Les 12 tribus vivent en autarcie. Mais ils achètent des terrains à prix d’or.
Je pense que « la lutte » dont vous parlez c’est ce qui nous perd. J’aime chez Spinoza l’idée de Liberté, conscience de la nécessité. Ça veut dire accepter beaucoup et non lutter.
Je ne parle pas de « forces cosmiques » ni de « la communion qui nous mène
sur la voie de l’action juste ». Effectivement ce serait du rêve. Je pense plutôt à la force terrestre, la gravité, et à « la nécessité qui nous traverse de toutes parts » Alors quand on sent la résistance du réel, l’utiliser non pas pour lutter mais pour grandir. « Le sage a beaucoup plus de forces que l’ignorant » (Spinoza, éthique).

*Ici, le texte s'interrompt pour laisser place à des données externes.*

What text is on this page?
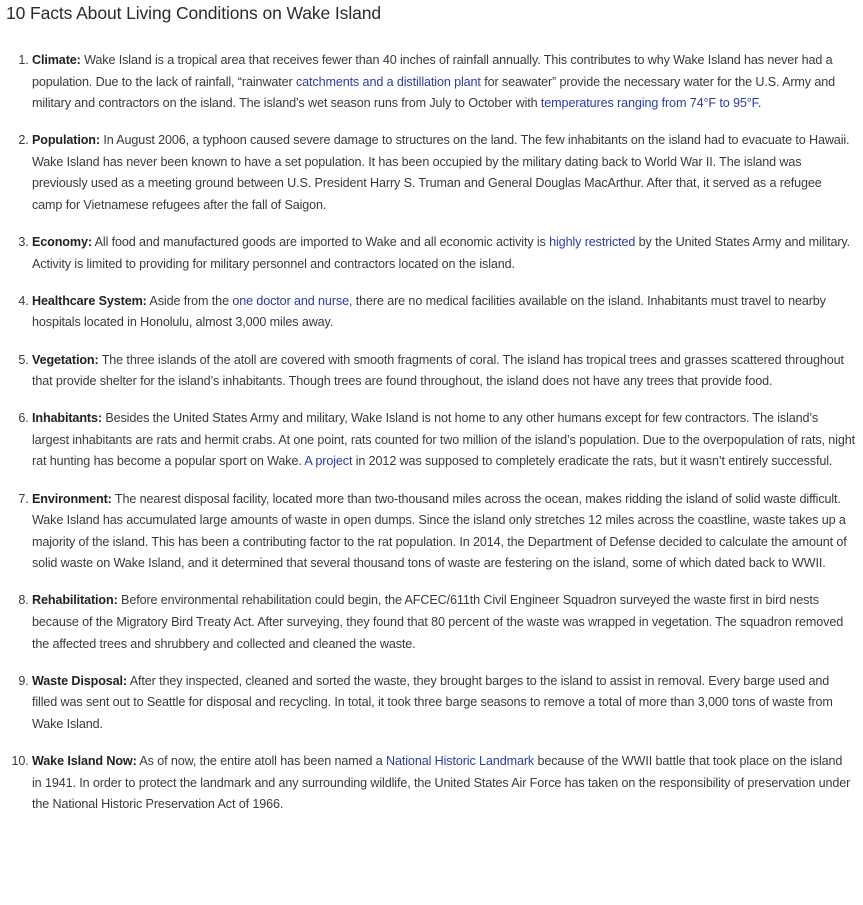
10 Facts About Living Conditions on Wake Island
1. Climate: Wake Island is a tropical area that receives fewer than 40 inches of rainfall annually. This contributes to why Wake Island has never had a population. Due to the lack of rainfall, “rainwater catchments and a distillation plant for seawater” provide the necessary water for the U.S. Army and military and contractors on the island. The island’s wet season runs from July to October with temperatures ranging from 74°F to 95°F.
2. Population: In August 2006, a typhoon caused severe damage to structures on the land. The few inhabitants on the island had to evacuate to Hawaii. Wake Island has never been known to have a set population. It has been occupied by the military dating back to World War II. The island was previously used as a meeting ground between U.S. President Harry S. Truman and General Douglas MacArthur. After that, it served as a refugee camp for Vietnamese refugees after the fall of Saigon.
3. Economy: All food and manufactured goods are imported to Wake and all economic activity is highly restricted by the United States Army and military. Activity is limited to providing for military personnel and contractors located on the island.
4. Healthcare System: Aside from the one doctor and nurse, there are no medical facilities available on the island. Inhabitants must travel to nearby hospitals located in Honolulu, almost 3,000 miles away.
5. Vegetation: The three islands of the atoll are covered with smooth fragments of coral. The island has tropical trees and grasses scattered throughout that provide shelter for the island’s inhabitants. Though trees are found throughout, the island does not have any trees that provide food.
6. Inhabitants: Besides the United States Army and military, Wake Island is not home to any other humans except for few contractors. The island’s largest inhabitants are rats and hermit crabs. At one point, rats counted for two million of the island’s population. Due to the overpopulation of rats, night rat hunting has become a popular sport on Wake. A project in 2012 was supposed to completely eradicate the rats, but it wasn’t entirely successful.
7. Environment: The nearest disposal facility, located more than two-thousand miles across the ocean, makes ridding the island of solid waste difficult. Wake Island has accumulated large amounts of waste in open dumps. Since the island only stretches 12 miles across the coastline, waste takes up a majority of the island. This has been a contributing factor to the rat population. In 2014, the Department of Defense decided to calculate the amount of solid waste on Wake Island, and it determined that several thousand tons of waste are festering on the island, some of which dated back to WWII.
8. Rehabilitation: Before environmental rehabilitation could begin, the AFCEC/611th Civil Engineer Squadron surveyed the waste first in bird nests because of the Migratory Bird Treaty Act. After surveying, they found that 80 percent of the waste was wrapped in vegetation. The squadron removed the affected trees and shrubbery and collected and cleaned the waste.
9. Waste Disposal: After they inspected, cleaned and sorted the waste, they brought barges to the island to assist in removal. Every barge used and filled was sent out to Seattle for disposal and recycling. In total, it took three barge seasons to remove a total of more than 3,000 tons of waste from Wake Island.
10. Wake Island Now: As of now, the entire atoll has been named a National Historic Landmark because of the WWII battle that took place on the island in 1941. In order to protect the landmark and any surrounding wildlife, the United States Air Force has taken on the responsibility of preservation under the National Historic Preservation Act of 1966.
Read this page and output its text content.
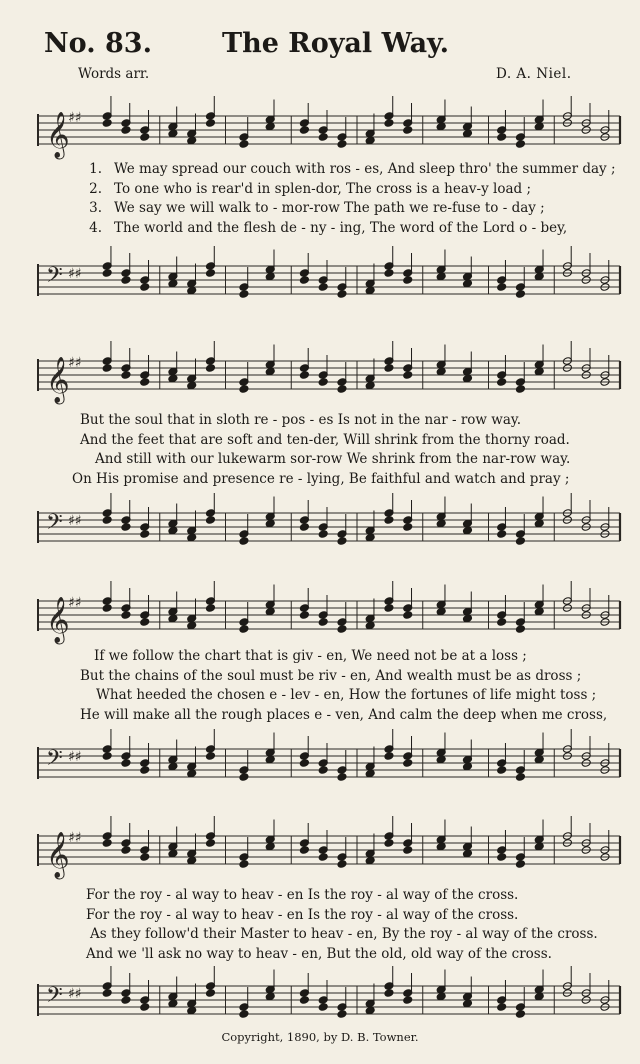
No. 83.	The Royal Way.
Words arr.	D. A. Niel.
𝄞
♯♯
1. We may spread our couch with ros - es, And sleep thro' the summer day ;
2. To one who is rear'd in splen-dor, The cross is a heav-y load ;
3. We say we will walk to - mor-row The path we re-fuse to - day ;
4. The world and the flesh de - ny - ing, The word of the Lord o - bey,
𝄢 ♯♯
𝄞
♯♯
But the soul that in sloth re - pos - es Is not in the nar - row way.
And the feet that are soft and ten-der, Will shrink from the thorny road.
And still with our lukewarm sor-row We shrink from the nar-row way.
On His promise and presence re - lying, Be faithful and watch and pray ;
𝄢 ♯♯
𝄞
♯♯
If we follow the chart that is giv - en, We need not be at a loss ;
But the chains of the soul must be riv - en, And wealth must be as dross ;
What heeded the chosen e - lev - en, How the fortunes of life might toss ;
He will make all the rough places e - ven, And calm the deep when me cross,
𝄢 ♯♯
𝄞
♯♯
For the roy - al way to heav - en Is the roy - al way of the cross.
For the roy - al way to heav - en Is the roy - al way of the cross.
As they follow'd their Master to heav - en, By the roy - al way of the cross.
And we 'll ask no way to heav - en, But the old, old way of the cross.
𝄢 ♯♯
Copyright, 1890, by D. B. Towner.
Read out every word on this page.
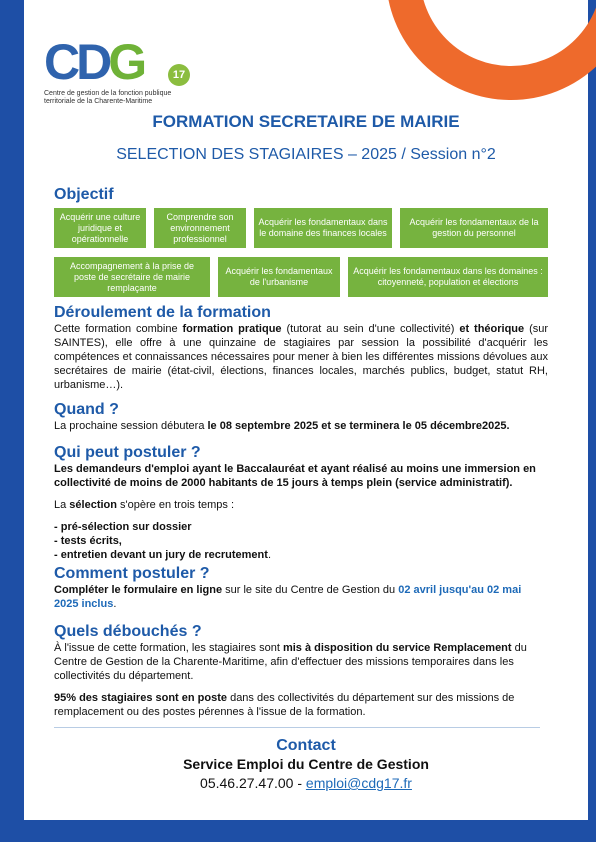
CDG	17
Centre de gestion de la fonction publique territoriale de la Charente-Maritime
FORMATION SECRETAIRE DE MAIRIE
SELECTION DES STAGIAIRES – 2025 / Session n°2
Objectif
Acquérir une culture juridique et opérationnelle
Comprendre son environnement professionnel
Acquérir les fondamentaux dans le domaine des finances locales
Acquérir les fondamentaux de la gestion du personnel
Accompagnement à la prise de poste de secrétaire de mairie remplaçante
Acquérir les fondamentaux de l'urbanisme
Acquérir les fondamentaux dans les domaines : citoyenneté, population et élections
Déroulement de la formation

Cette formation combine formation pratique (tutorat au sein d'une collectivité) et théorique (sur SAINTES), elle offre à une quinzaine de stagiaires par session la possibilité d'acquérir les compétences et connaissances nécessaires pour mener à bien les différentes missions dévolues aux secrétaires de mairie (état-civil, élections, finances locales, marchés publics, budget, statut RH, urbanisme…).

Quand ?

La prochaine session débutera le 08 septembre 2025 et se terminera le 05 décembre2025.

Qui peut postuler ?

Les demandeurs d'emploi ayant le Baccalauréat et ayant réalisé au moins une immersion en collectivité de moins de 2000 habitants de 15 jours à temps plein (service administratif).

La sélection s'opère en trois temps :

- pré-sélection sur dossier
- tests écrits,
- entretien devant un jury de recrutement.
Comment postuler ?

Compléter le formulaire en ligne sur le site du Centre de Gestion du 02 avril jusqu'au 02 mai 2025 inclus.

Quels débouchés ?

À l'issue de cette formation, les stagiaires sont mis à disposition du service Remplacement du Centre de Gestion de la Charente-Maritime, afin d'effectuer des missions temporaires dans les collectivités du département.

95% des stagiaires sont en poste dans des collectivités du département sur des missions de remplacement ou des postes pérennes à l'issue de la formation.

Contact
Service Emploi du Centre de Gestion
05.46.27.47.00 - emploi@cdg17.fr
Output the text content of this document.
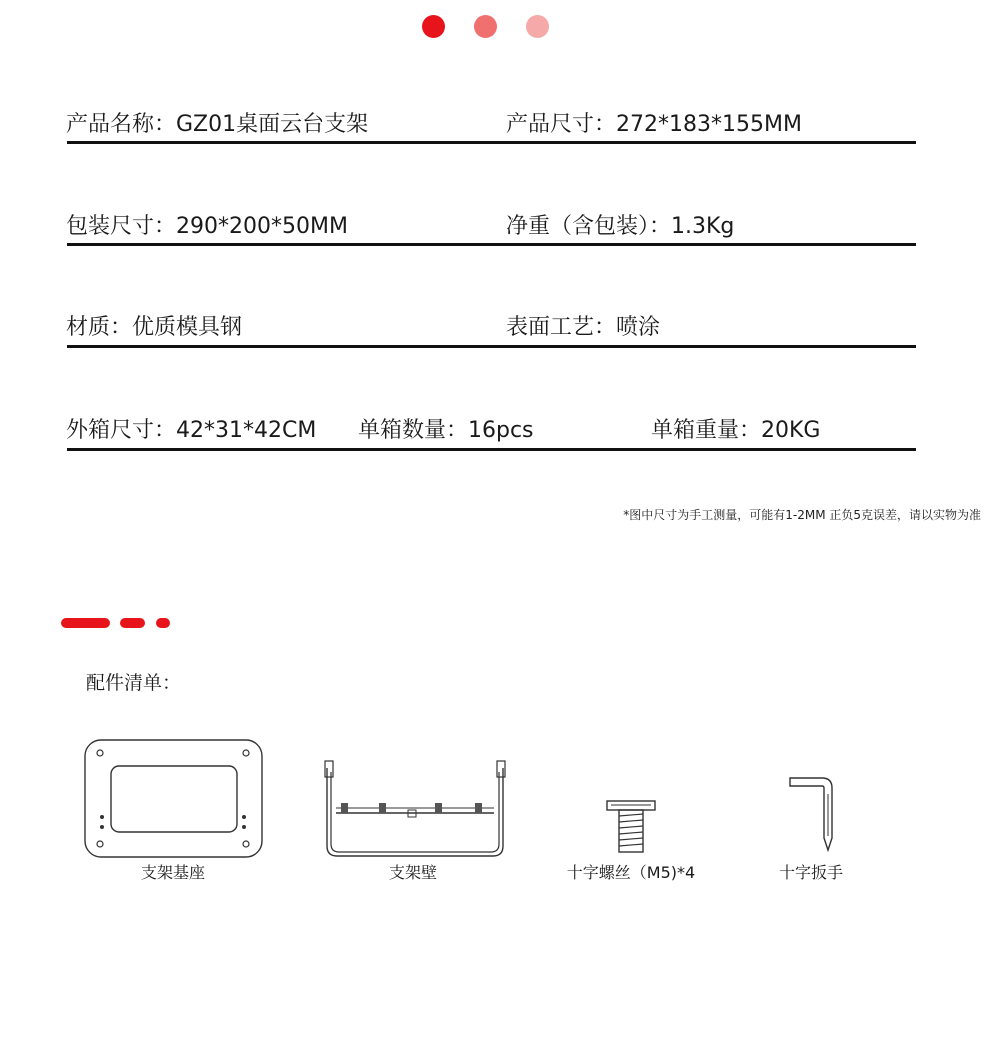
产品名称：GZ01桌面云台支架	产品尺寸：272*183*155MM
包装尺寸：290*200*50MM	净重（含包装）：1.3Kg
材质：优质模具钢	表面工艺：喷涂
外箱尺寸：42*31*42CM 单箱数量：16pcs	单箱重量：20KG
*图中尺寸为手工测量，可能有1-2MM 正负5克误差，请以实物为准
配件清单：
支架基座	支架壁	十字螺丝（M5)*4	十字扳手
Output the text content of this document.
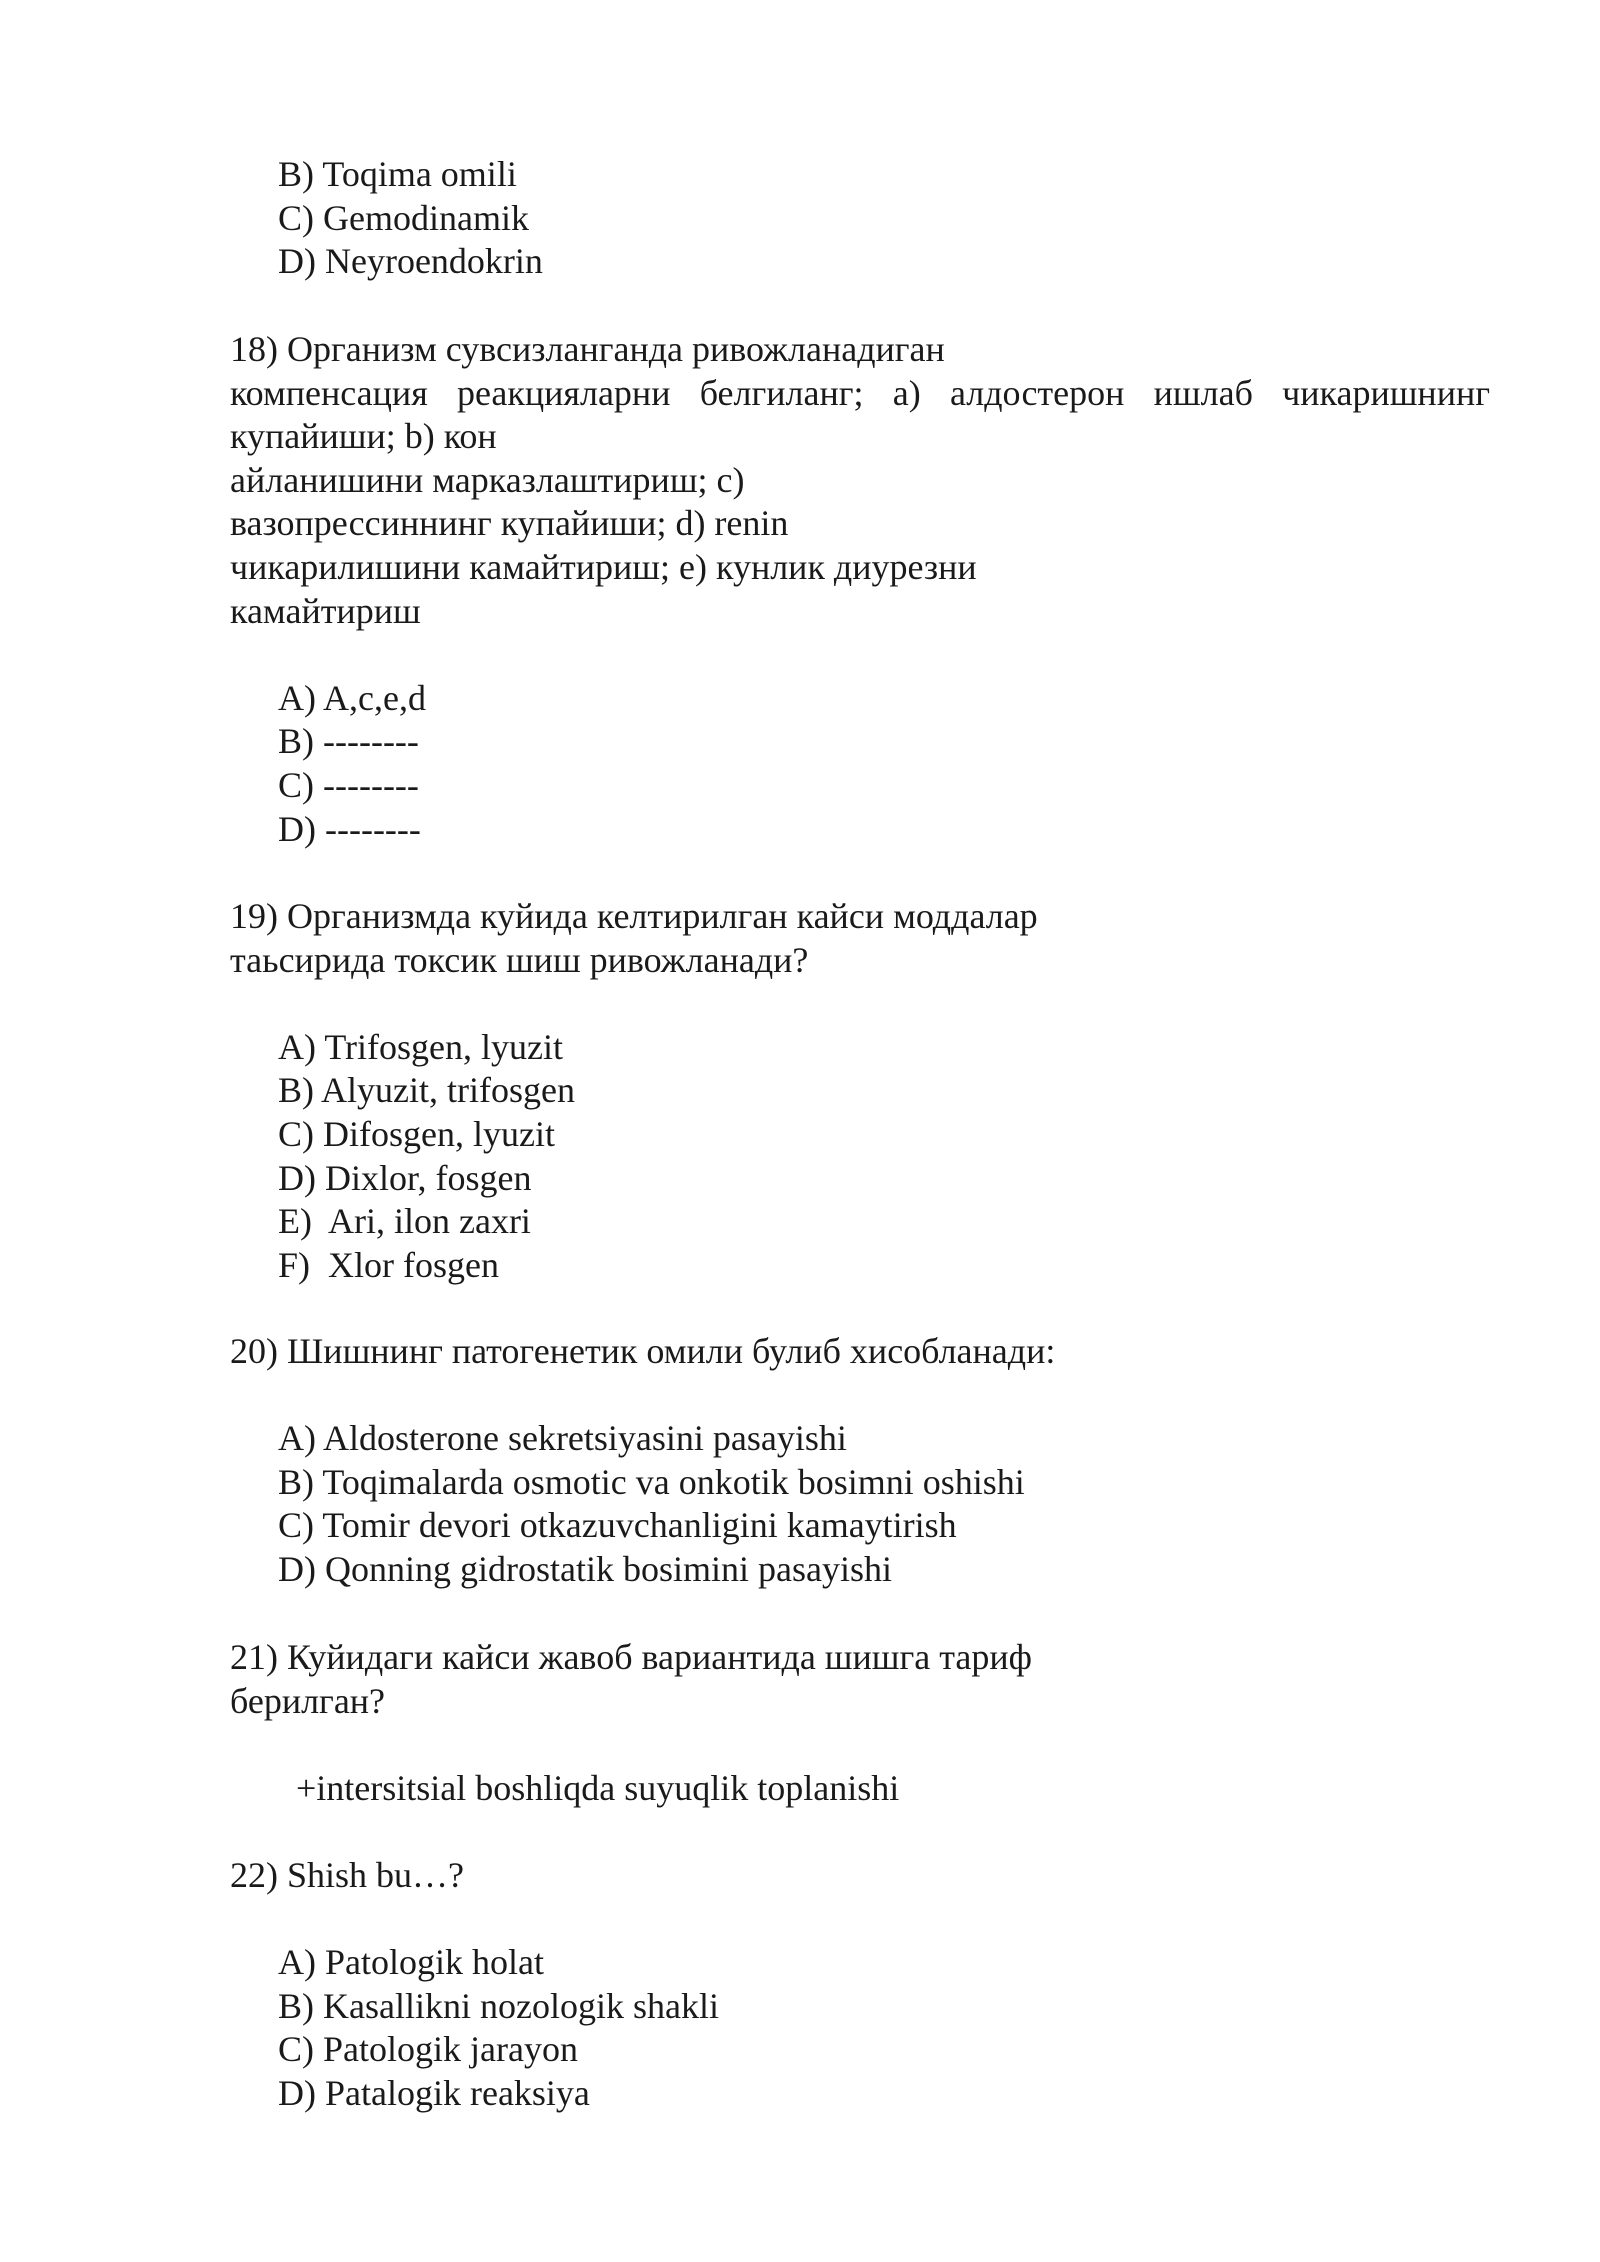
B) Toqima omili
C) Gemodinamik
D) Neyroendokrin
18) Организм сувсизланганда ривожланадиган
компенсация реакцияларни белгиланг; a) алдостерон ишлаб чикаришнинг
купайиши; b) кон
айланишини марказлаштириш; c)
вазопрессиннинг купайиши; d) renin
чикарилишини камайтириш; e) кунлик диурезни
камайтириш
A) A,c,e,d
B) --------
C) --------
D) --------
19) Организмда куйида келтирилган кайси моддалар
таьсирида токсик шиш ривожланади?
A) Trifosgen, lyuzit
B) Alyuzit, trifosgen
C) Difosgen, lyuzit
D) Dixlor, fosgen
E)  Ari, ilon zaxri
F)  Xlor fosgen
20) Шишнинг патогенетик омили булиб хисобланади:
A) Aldosterone sekretsiyasini pasayishi
B) Toqimalarda osmotic va onkotik bosimni oshishi
C) Tomir devori otkazuvchanligini kamaytirish
D) Qonning gidrostatik bosimini pasayishi
21) Куйидаги кайси жавоб вариантида шишга тариф
берилган?
+intersitsial boshliqda suyuqlik toplanishi
22) Shish bu…?
A) Patologik holat
B) Kasallikni nozologik shakli
C) Patologik jarayon
D) Patalogik reaksiya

#8362 | Répond au message #8339
Promenade vers La Cigale - bombix - 19 octobre 2007 à  13:10

Heureusement qu’il demeure une grande partie des échanges humains qui ne relève pas de la logique marchande. Dommage que vous l’ignoriez. Par ailleurs, rien dans Spinoza n’incline au fatalisme. Reconnaître le règne de la nécessité, ce n’est pas nier la liberté, mais lui donner un autre sens, celui d’une libération (cf. mon articulet, Spinoza vivant, sur ce site). Et si d’autres n’avaient pas lutté par exemple en 1789, par exemple pendant la Commune de Paris, ou plus récemment pendant la résistance, nous ne serions pas là pour discuter bien au chaud avec un peu de désinvolture de tous ces sujets graves.

Bien à vous,

#8368 | Répond au message #8362
Promenade vers La Cigale - Sérial Griffeuse - 12 octobre 2007 à  12:52

Exact les 12 tribus sont une secte et porte également le nom de THABITHA’S PLACE, qui ont été l’objet entre autre (il y a avait d’autre sectes) récement le sujet d’une émission de canal + lundi investigation sur les conditions de vie des enfants dans les sectes. http://www.ccmm.asso.fr/spip.php?article1724

Très malin car le nom des 12 tribus est un peu moins connu et passe partout. http://www.unadfi.com/spip.php?article622
La municipalité ne connait rien des sectes et pourtant se sont les 1eres à être concernées. Et même quand elle entandent parler de sectes elle ne réagisse pas plus. C’est une secte qui occupe la mouvance soi disant bio mais qui est à la base une religieuse, misant sur les deux tableaux.
Je ne sais pas qui à donner un stand mais se presentant comme "bio et environnemental" , ils les ont bien eu. Serge Lepeltier veut toujours faire croire en son etiquette soi disant écolo.

#8309 | Répond au message #8302
Promenade vers La Cigale - L - 19 octobre 2007 à  09:58

Merci pour les infos. Je suis allée lire, c’est intéressant. A qui profitent les sectes ? T’as une idée ?

#8361 | Répond au message #8309
Promenade vers La Cigale - Mercure Galant - 8 octobre 2007 à 21:06

Dans "Vie Locale", une chronique des rues de Bourges. Quelle affinité. J’en suis !

La petite chronique fait des émules ? Tant mieux !
...Tiens, j’en profite pour "annoncer" -comme j’aurais dû le faire en fin d’article- la destination de la prochaine promenade. Direction, le quartier de la Chancellerie.